The United States carries a substantial share of blame for the current economic crisis but the world must work together to ease the strains, Treasury Secretary Timothy Geithner said on Wednesday.

Speaking to the Economic Club of Washington, Geithner said that in the face of the worst financial conditions in decades, it is essential to aim for a new and better balanced model for growth that relies less on exporting to U.S. consumer markets.

We must set ourselves on a path so that one country, or group of countries, does not consume in excess while another set of countries produces in excess, he said.

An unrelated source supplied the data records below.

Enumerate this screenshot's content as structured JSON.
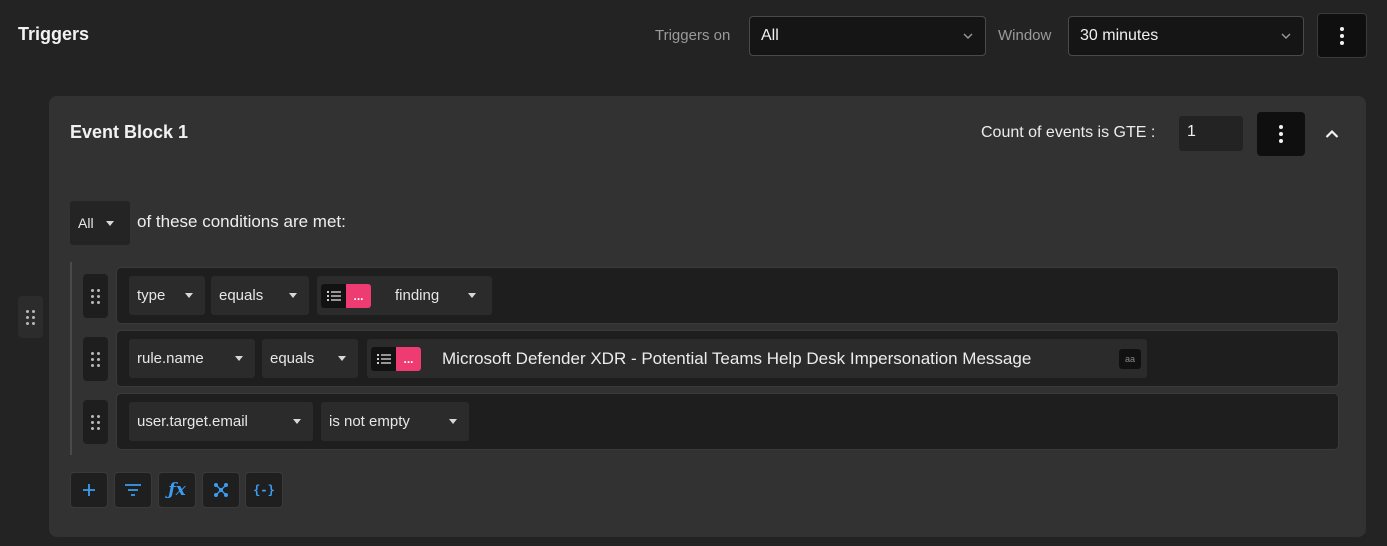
{
  "header": {
    "title": "Triggers",
    "triggers_on_label": "Triggers on",
    "triggers_on_value": "All",
    "window_label": "Window",
    "window_value": "30 minutes"
  },
  "event_block": {
    "title": "Event Block 1",
    "count_label": "Count of events is GTE :",
    "count_value": "1",
    "match_mode": "All",
    "conditions_text": "of these conditions are met:",
    "conditions": [
      {
        "field": "type",
        "operator": "equals",
        "value_badge": "...",
        "value": "finding"
      },
      {
        "field": "rule.name",
        "operator": "equals",
        "value_badge": "...",
        "value": "Microsoft Defender XDR - Potential Teams Help Desk Impersonation Message",
        "value_case_badge": "aa"
      },
      {
        "field": "user.target.email",
        "operator": "is not empty"
      }
    ]
  },
  "toolbar": {
    "buttons": [
      "plus-icon",
      "filter-icon",
      "function-icon",
      "network-icon",
      "variable-icon"
    ]
  },
  "colors": {
    "background": "#232323",
    "panel": "#333233",
    "accent_pink": "#ee3b72",
    "accent_blue": "#3b9cf0"
  }
}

Geithner spoke before meetings on Friday of finance ministers from the Group of Seven rich countries and a session of the Group of 20 that includes key emerging markets like China and India, which the Obama administration is urging to stimulate demand at home.

President Barack Obama similarly laid out a theme, after attending a G20 meeting in London earlier this month, that the United States can't be counted on as the market for the rest of the world's goods because U.S. consumers can't keep spending.

SPENDING CONTROL COMING

Geithner stressed that, while the United States is prepared to incur big budget deficits now to spur economic activity, it is vital to set out a path for getting spending under control over the medium term.

That is very important to do, because the American people and investors (around the world) need to understand that we will have the will and the commitment as a country to go back to point that we are living within our means, Geithner said.

To get to that point we have to get a recovery in place, he added.

The International Monetary Fund, which with the World Bank will hold semiannual meetings in Washington this week, said on Wednesday the global economy was in severe recession, likely to shrink 1.3 percent this year in its deepest swoon since the end of World War Two.

Geithner said global economic chiefs must cooperate to try to restore growth, because the current downturn is much more than a typical business-cycle recession.

EXCESSES TO BLAME

Instead, it is an abrupt correction of financial excesses that has overwhelmed economies' and markets' self-correcting mechanisms, and so can only be ended by extraordinary policy responses, he said.

We bear a substantial share of the responsibility for what has happened, Geithner added.

Political leaders at the London G20 on April 2 agreed to bolster the IMF's resources and to boost trade financing by a total of $1.1 trillion as well as to try to tighten restrictions on tax-dodging.

Finance ministers from the G7 -- the United States, Britain, Canada, France, Germany, Italy and Japan -- will try to put more flesh on the bones of these proposals on Friday and set out their conclusions in a communique in late afternoon.

The G20 meeting to follow will be relatively brief but acknowledges the role that countries like China, India, Brazil, Russia and South Korea can play in becoming stronger consumers and in financing the IMF and other global institutions.

Geithner pointed out that U.S. recovery depends on reversing a decline in its exports, commenting: We need the world to provide growing markets for our goods and services.

In response to a question whether China was manipulating its currency for unfair trade advantage, Geithner said he would go no farther than to repeat the conclusion of a Treasury report last week that once again gave Beijing a pass.

China is playing a very important stabilizing role in the global economy today, he said, adding Beijing was committed to a path of further evolution in their exchange rate regime, which is so important to China and to the rest of the world.